LA CORTE COSTITUZIONALE

riuniti i giudizi,

1) dichiara inammissibile la questione di legittimità costituzionale dell’art. 1, comma 2, nonché degli articoli “ad esso collegati”, della legge della Regione Toscana 12 maggio 2003, n. 24 (Norme in materia di igiene del personale addetto all’industria alimentare), sollevata dal Presidente del Consiglio dei ministri con il ricorso iscritto al reg. ricorsi n. 55 del 2003 in epigrafe;

2) dichiara non fondata la questione di legittimità costituzionale degli articoli 7 e 8 della legge della Regione Emilia-Romagna 24 giugno 2003, n. 11 (Nuove misure per la prevenzione delle malattie trasmissibili attraverso gli alimenti.

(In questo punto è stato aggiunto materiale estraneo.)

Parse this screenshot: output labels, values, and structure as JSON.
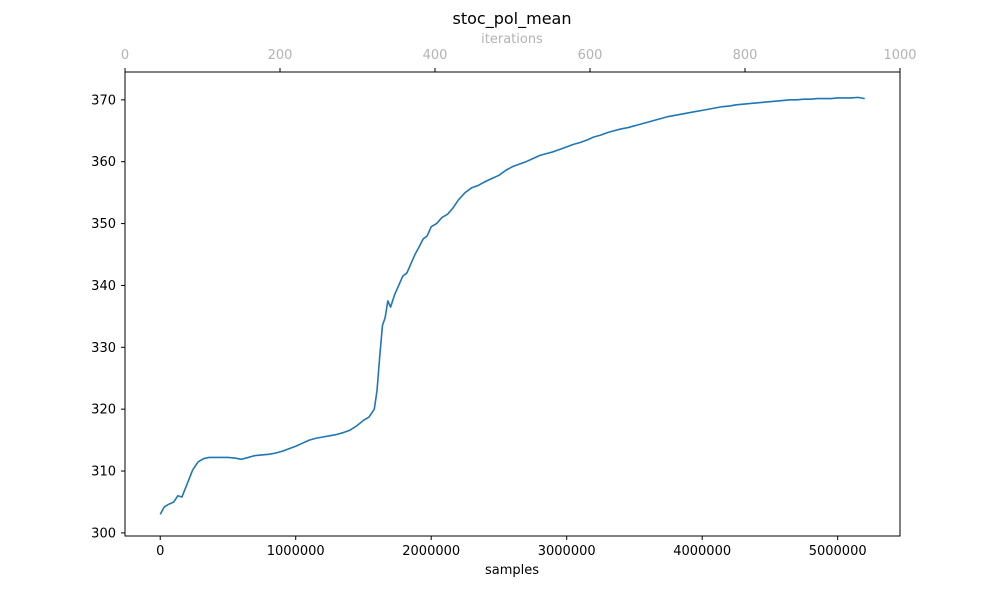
{
  "chart_data": {
    "type": "line",
    "title": "stoc_pol_mean",
    "xlabel": "samples",
    "x2label": "iterations",
    "ylabel": "",
    "xlim": [
      -260000,
      5460000
    ],
    "ylim": [
      299.5,
      374.5
    ],
    "x2lim": [
      0,
      1000
    ],
    "xticks": [
      0,
      1000000,
      2000000,
      3000000,
      4000000,
      5000000
    ],
    "xtick_labels": [
      "0",
      "1000000",
      "2000000",
      "3000000",
      "4000000",
      "5000000"
    ],
    "yticks": [
      300,
      310,
      320,
      330,
      340,
      350,
      360,
      370
    ],
    "ytick_labels": [
      "300",
      "310",
      "320",
      "330",
      "340",
      "350",
      "360",
      "370"
    ],
    "x2ticks": [
      0,
      200,
      400,
      600,
      800,
      1000
    ],
    "x2tick_labels": [
      "0",
      "200",
      "400",
      "600",
      "800",
      "1000"
    ],
    "grid": false,
    "line_color": "#1f77b4",
    "secondary_axis_color": "#b3b3b3",
    "series": [
      {
        "x": [
          0,
          30000,
          60000,
          100000,
          130000,
          160000,
          200000,
          240000,
          280000,
          320000,
          360000,
          400000,
          450000,
          500000,
          550000,
          600000,
          650000,
          700000,
          750000,
          800000,
          850000,
          900000,
          950000,
          1000000,
          1050000,
          1100000,
          1150000,
          1200000,
          1250000,
          1300000,
          1350000,
          1400000,
          1450000,
          1500000,
          1540000,
          1580000,
          1600000,
          1620000,
          1640000,
          1660000,
          1680000,
          1700000,
          1730000,
          1760000,
          1790000,
          1820000,
          1850000,
          1880000,
          1910000,
          1940000,
          1970000,
          2000000,
          2040000,
          2080000,
          2120000,
          2160000,
          2200000,
          2250000,
          2300000,
          2350000,
          2400000,
          2450000,
          2500000,
          2550000,
          2600000,
          2650000,
          2700000,
          2750000,
          2800000,
          2850000,
          2900000,
          2950000,
          3000000,
          3050000,
          3100000,
          3150000,
          3200000,
          3250000,
          3300000,
          3350000,
          3400000,
          3450000,
          3500000,
          3550000,
          3600000,
          3650000,
          3700000,
          3750000,
          3800000,
          3850000,
          3900000,
          3950000,
          4000000,
          4050000,
          4100000,
          4150000,
          4200000,
          4250000,
          4300000,
          4350000,
          4400000,
          4450000,
          4500000,
          4550000,
          4600000,
          4650000,
          4700000,
          4750000,
          4800000,
          4850000,
          4900000,
          4950000,
          5000000,
          5050000,
          5100000,
          5150000,
          5200000
        ],
        "y": [
          303.0,
          304.2,
          304.6,
          305.0,
          306.0,
          305.8,
          308.0,
          310.2,
          311.5,
          312.0,
          312.2,
          312.2,
          312.2,
          312.2,
          312.1,
          311.9,
          312.2,
          312.5,
          312.6,
          312.7,
          312.9,
          313.2,
          313.6,
          314.0,
          314.5,
          315.0,
          315.3,
          315.5,
          315.7,
          315.9,
          316.2,
          316.6,
          317.3,
          318.2,
          318.7,
          320.0,
          323.0,
          328.5,
          333.5,
          334.8,
          337.5,
          336.5,
          338.5,
          340.0,
          341.5,
          342.0,
          343.5,
          345.0,
          346.2,
          347.5,
          348.0,
          349.5,
          350.0,
          351.0,
          351.5,
          352.5,
          353.8,
          355.0,
          355.8,
          356.2,
          356.8,
          357.3,
          357.8,
          358.6,
          359.2,
          359.6,
          360.0,
          360.5,
          361.0,
          361.3,
          361.6,
          362.0,
          362.4,
          362.8,
          363.1,
          363.5,
          364.0,
          364.3,
          364.7,
          365.0,
          365.3,
          365.5,
          365.8,
          366.1,
          366.4,
          366.7,
          367.0,
          367.3,
          367.5,
          367.7,
          367.9,
          368.1,
          368.3,
          368.5,
          368.7,
          368.9,
          369.0,
          369.2,
          369.3,
          369.4,
          369.5,
          369.6,
          369.7,
          369.8,
          369.9,
          370.0,
          370.0,
          370.1,
          370.1,
          370.2,
          370.2,
          370.2,
          370.3,
          370.3,
          370.3,
          370.4,
          370.2
        ]
      }
    ]
  }
}
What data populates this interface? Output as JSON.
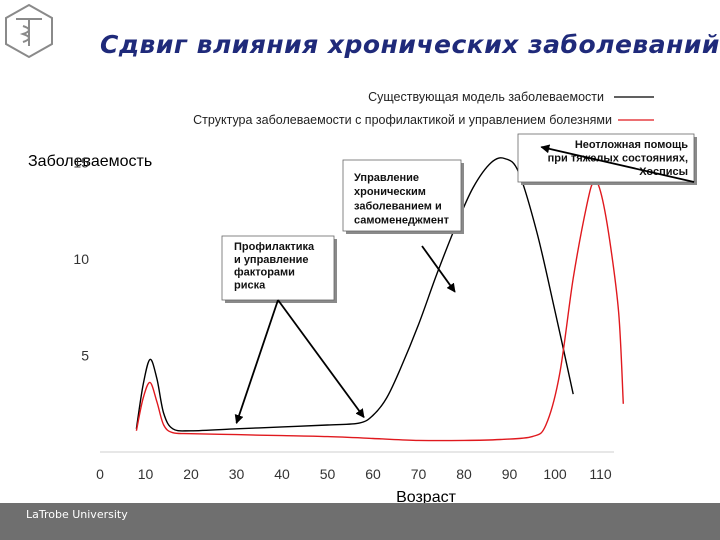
{
  "slide": {
    "title": "Сдвиг влияния хронических заболеваний",
    "footer": "LaTrobe University"
  },
  "colors": {
    "title": "#1f2a7a",
    "footer_band": "#6f6f6f",
    "series_existing": "#000000",
    "series_prevention": "#e0191e"
  },
  "chart_data": {
    "type": "line",
    "title": "",
    "xlabel": "Возраст",
    "ylabel": "Заболеваемость",
    "xlim": [
      0,
      110
    ],
    "ylim": [
      0,
      16
    ],
    "x_ticks": [
      0,
      10,
      20,
      30,
      40,
      50,
      60,
      70,
      80,
      90,
      100,
      110
    ],
    "x_tick_labels": [
      "0",
      "10",
      "20",
      "30",
      "40",
      "50",
      "60",
      "70",
      "80",
      "90",
      "100",
      "110"
    ],
    "y_ticks": [
      5,
      10,
      15
    ],
    "y_tick_labels": [
      "5",
      "10",
      "15"
    ],
    "grid": false,
    "legend_position": "top-right",
    "series": [
      {
        "name": "Существующая модель заболеваемости",
        "color": "#000000",
        "points": [
          [
            8,
            1.2
          ],
          [
            9.5,
            3.5
          ],
          [
            11,
            4.8
          ],
          [
            12.5,
            3.8
          ],
          [
            14,
            2
          ],
          [
            16,
            1.2
          ],
          [
            20,
            1.1
          ],
          [
            30,
            1.2
          ],
          [
            40,
            1.3
          ],
          [
            50,
            1.4
          ],
          [
            57,
            1.5
          ],
          [
            60,
            1.9
          ],
          [
            63,
            2.8
          ],
          [
            66,
            4.3
          ],
          [
            70,
            6.6
          ],
          [
            74,
            9.2
          ],
          [
            78,
            11.6
          ],
          [
            82,
            13.7
          ],
          [
            86,
            15
          ],
          [
            89,
            15.2
          ],
          [
            92,
            14.5
          ],
          [
            96,
            11.4
          ],
          [
            100,
            7.3
          ],
          [
            104,
            3
          ]
        ]
      },
      {
        "name": "Структура заболеваемости с профилактикой и управлением болезнями",
        "color": "#e0191e",
        "points": [
          [
            8,
            1.1
          ],
          [
            9.5,
            2.8
          ],
          [
            11,
            3.6
          ],
          [
            12.5,
            2.6
          ],
          [
            14,
            1.4
          ],
          [
            16,
            1
          ],
          [
            20,
            0.95
          ],
          [
            30,
            0.9
          ],
          [
            40,
            0.85
          ],
          [
            50,
            0.8
          ],
          [
            60,
            0.7
          ],
          [
            70,
            0.6
          ],
          [
            80,
            0.6
          ],
          [
            88,
            0.65
          ],
          [
            95,
            0.8
          ],
          [
            98,
            1.4
          ],
          [
            101,
            4
          ],
          [
            104,
            9
          ],
          [
            107,
            12.8
          ],
          [
            108.5,
            14
          ],
          [
            110,
            13.5
          ],
          [
            112,
            11
          ],
          [
            114,
            7.2
          ],
          [
            115,
            2.5
          ]
        ]
      }
    ],
    "annotations": [
      {
        "lines": [
          "Профилактика",
          "и управление",
          "факторами",
          "риска"
        ],
        "points_to": [
          [
            30,
            1.5
          ],
          [
            58,
            1.8
          ]
        ]
      },
      {
        "lines": [
          "Управление",
          "хроническим",
          "заболеванием и",
          "самоменеджмент"
        ],
        "points_to": [
          [
            78,
            8.3
          ]
        ]
      },
      {
        "lines": [
          "Неотложная помощь",
          "при тяжелых состояниях,",
          "Хосписы"
        ],
        "points_to": [
          [
            97,
            15.8
          ]
        ]
      }
    ]
  }
}
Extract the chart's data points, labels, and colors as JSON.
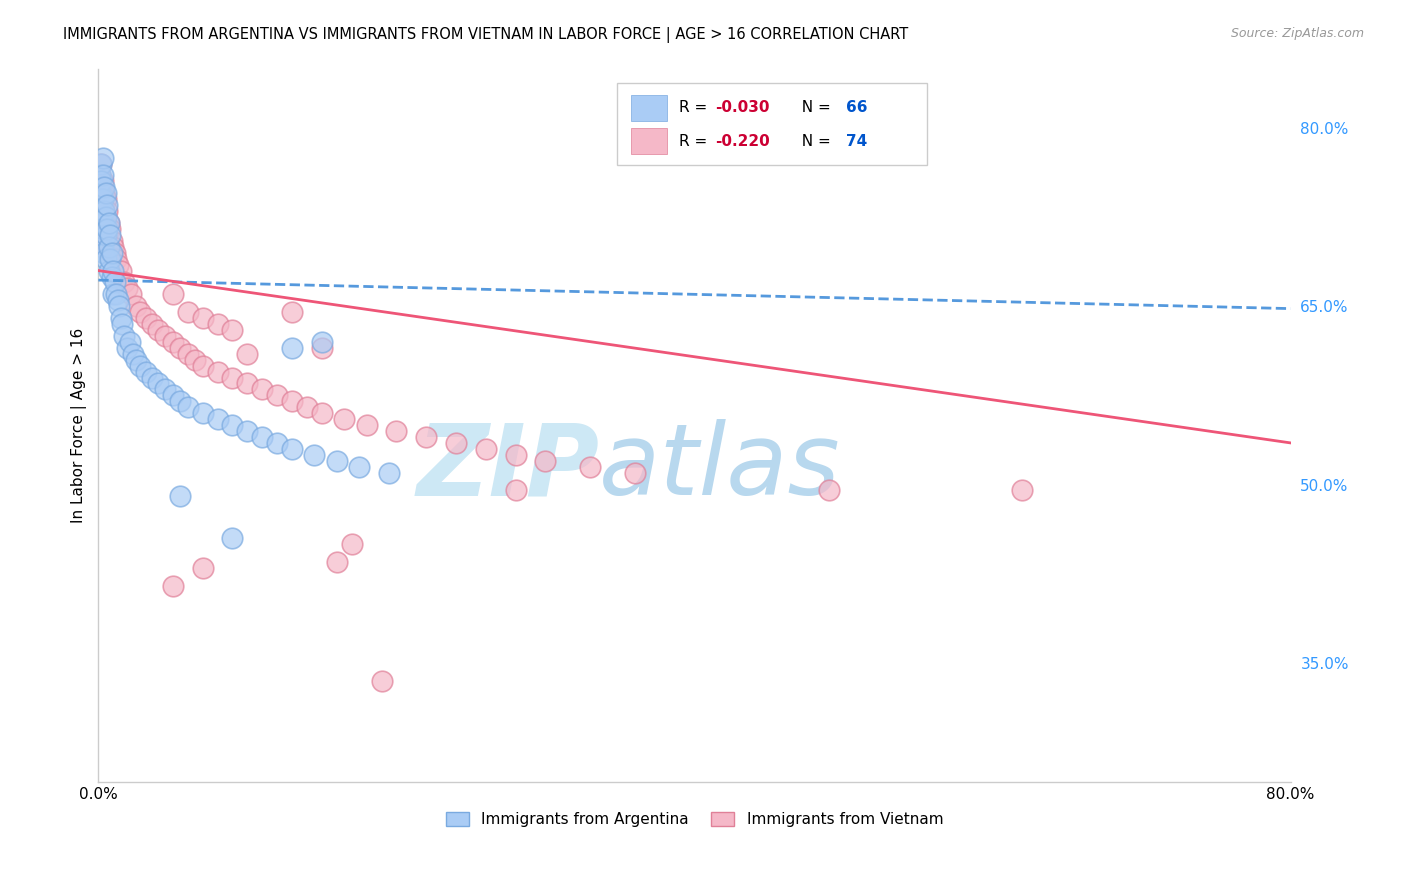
{
  "title": "IMMIGRANTS FROM ARGENTINA VS IMMIGRANTS FROM VIETNAM IN LABOR FORCE | AGE > 16 CORRELATION CHART",
  "source": "Source: ZipAtlas.com",
  "ylabel": "In Labor Force | Age > 16",
  "x_min": 0.0,
  "x_max": 0.8,
  "y_min": 0.25,
  "y_max": 0.85,
  "y_ticks_right": [
    0.35,
    0.5,
    0.65,
    0.8
  ],
  "y_tick_labels_right": [
    "35.0%",
    "50.0%",
    "65.0%",
    "80.0%"
  ],
  "grid_color": "#cccccc",
  "background_color": "#ffffff",
  "watermark_color": "#cde8f5",
  "argentina_color": "#aaccf5",
  "argentina_edge_color": "#7aaae0",
  "vietnam_color": "#f5b8c8",
  "vietnam_edge_color": "#e08098",
  "argentina_R": -0.03,
  "argentina_N": 66,
  "vietnam_R": -0.22,
  "vietnam_N": 74,
  "legend_R_color": "#cc0033",
  "legend_N_color": "#0055cc",
  "argentina_scatter_x": [
    0.001,
    0.001,
    0.001,
    0.002,
    0.002,
    0.002,
    0.002,
    0.002,
    0.003,
    0.003,
    0.003,
    0.003,
    0.003,
    0.004,
    0.004,
    0.004,
    0.004,
    0.005,
    0.005,
    0.005,
    0.005,
    0.006,
    0.006,
    0.007,
    0.007,
    0.007,
    0.008,
    0.008,
    0.009,
    0.009,
    0.01,
    0.01,
    0.011,
    0.012,
    0.013,
    0.014,
    0.015,
    0.016,
    0.017,
    0.019,
    0.021,
    0.023,
    0.025,
    0.028,
    0.032,
    0.036,
    0.04,
    0.045,
    0.05,
    0.055,
    0.06,
    0.07,
    0.08,
    0.09,
    0.1,
    0.11,
    0.12,
    0.13,
    0.145,
    0.16,
    0.175,
    0.195,
    0.13,
    0.15,
    0.055,
    0.09
  ],
  "argentina_scatter_y": [
    0.76,
    0.745,
    0.73,
    0.77,
    0.755,
    0.74,
    0.72,
    0.71,
    0.775,
    0.76,
    0.74,
    0.72,
    0.7,
    0.75,
    0.73,
    0.715,
    0.695,
    0.745,
    0.725,
    0.71,
    0.69,
    0.735,
    0.715,
    0.72,
    0.7,
    0.68,
    0.71,
    0.69,
    0.695,
    0.675,
    0.68,
    0.66,
    0.67,
    0.66,
    0.655,
    0.65,
    0.64,
    0.635,
    0.625,
    0.615,
    0.62,
    0.61,
    0.605,
    0.6,
    0.595,
    0.59,
    0.585,
    0.58,
    0.575,
    0.57,
    0.565,
    0.56,
    0.555,
    0.55,
    0.545,
    0.54,
    0.535,
    0.53,
    0.525,
    0.52,
    0.515,
    0.51,
    0.615,
    0.62,
    0.49,
    0.455
  ],
  "vietnam_scatter_x": [
    0.001,
    0.001,
    0.002,
    0.002,
    0.002,
    0.003,
    0.003,
    0.003,
    0.004,
    0.004,
    0.004,
    0.005,
    0.005,
    0.005,
    0.006,
    0.006,
    0.007,
    0.007,
    0.008,
    0.008,
    0.009,
    0.01,
    0.011,
    0.012,
    0.013,
    0.015,
    0.017,
    0.019,
    0.022,
    0.025,
    0.028,
    0.032,
    0.036,
    0.04,
    0.045,
    0.05,
    0.055,
    0.06,
    0.065,
    0.07,
    0.08,
    0.09,
    0.1,
    0.11,
    0.12,
    0.13,
    0.14,
    0.15,
    0.165,
    0.18,
    0.2,
    0.22,
    0.24,
    0.26,
    0.28,
    0.3,
    0.33,
    0.36,
    0.05,
    0.06,
    0.07,
    0.08,
    0.09,
    0.1,
    0.28,
    0.13,
    0.15,
    0.17,
    0.05,
    0.07,
    0.16,
    0.19,
    0.49,
    0.62
  ],
  "vietnam_scatter_y": [
    0.76,
    0.74,
    0.77,
    0.75,
    0.73,
    0.755,
    0.74,
    0.72,
    0.745,
    0.73,
    0.71,
    0.74,
    0.72,
    0.7,
    0.73,
    0.71,
    0.72,
    0.7,
    0.715,
    0.695,
    0.705,
    0.7,
    0.695,
    0.69,
    0.685,
    0.68,
    0.67,
    0.665,
    0.66,
    0.65,
    0.645,
    0.64,
    0.635,
    0.63,
    0.625,
    0.62,
    0.615,
    0.61,
    0.605,
    0.6,
    0.595,
    0.59,
    0.585,
    0.58,
    0.575,
    0.57,
    0.565,
    0.56,
    0.555,
    0.55,
    0.545,
    0.54,
    0.535,
    0.53,
    0.525,
    0.52,
    0.515,
    0.51,
    0.66,
    0.645,
    0.64,
    0.635,
    0.63,
    0.61,
    0.495,
    0.645,
    0.615,
    0.45,
    0.415,
    0.43,
    0.435,
    0.335,
    0.495,
    0.495
  ],
  "argentina_line_x": [
    0.0,
    0.8
  ],
  "argentina_line_y": [
    0.672,
    0.648
  ],
  "vietnam_line_x": [
    0.0,
    0.8
  ],
  "vietnam_line_y": [
    0.68,
    0.535
  ],
  "line_blue_color": "#5599dd",
  "line_pink_color": "#ee5577",
  "bottom_label_argentina": "Immigrants from Argentina",
  "bottom_label_vietnam": "Immigrants from Vietnam"
}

Abolizione del libretto di idoneità sanitaria), sollevata, in riferimento all’art. 117, secondo comma, lettera h), e terzo comma, della Costituzione, dal Presidente del Consiglio dei ministri con il ricorso iscritto al reg. ricorsi n. 65 del 2003 indicato in epigrafe;

3) dichiara non fondate le questioni di legittimità costituzionale  degli articoli 2 e 4 della legge della Regione Lombardia 4 agosto 2003, n. 12 (Norme relative a certificazioni in materia di igiene e sanità pubblica), sollevate, in riferimento all’art. 117, secondo comma, lettera h), e terzo comma, della Costituzione, dal Presidente del Consiglio dei ministri con il ricorso iscritto al reg. ricorsi n. 70 del 2003 indicato in epigrafe;

4) dichiara non fondata la questione di legittimità costituzionale dell’art. 45 della legge della Regione Lazio 11 settembre 2003, n. 29 (Assestamento del bilancio di previsione della Regione Lazio per l’anno finanziario 2003), sollevata, in riferimento all’art. 117, secondo comma, lettera h), e terzo comma, della Costituzione, dal Presidente del Consiglio dei ministri con il ricorso iscritto al reg. ricorsi n. 85 del 2003 indicato in epigrafe.

Così deciso in Roma, nella sede della Corte costituzionale, Palazzo della Consulta, il 26 maggio 2004.

Gustavo ZAGREBELSKY, Presidente

Ugo DE SIERVO, Redattore

Depositata in Cancelleria l'1  giugno 2004.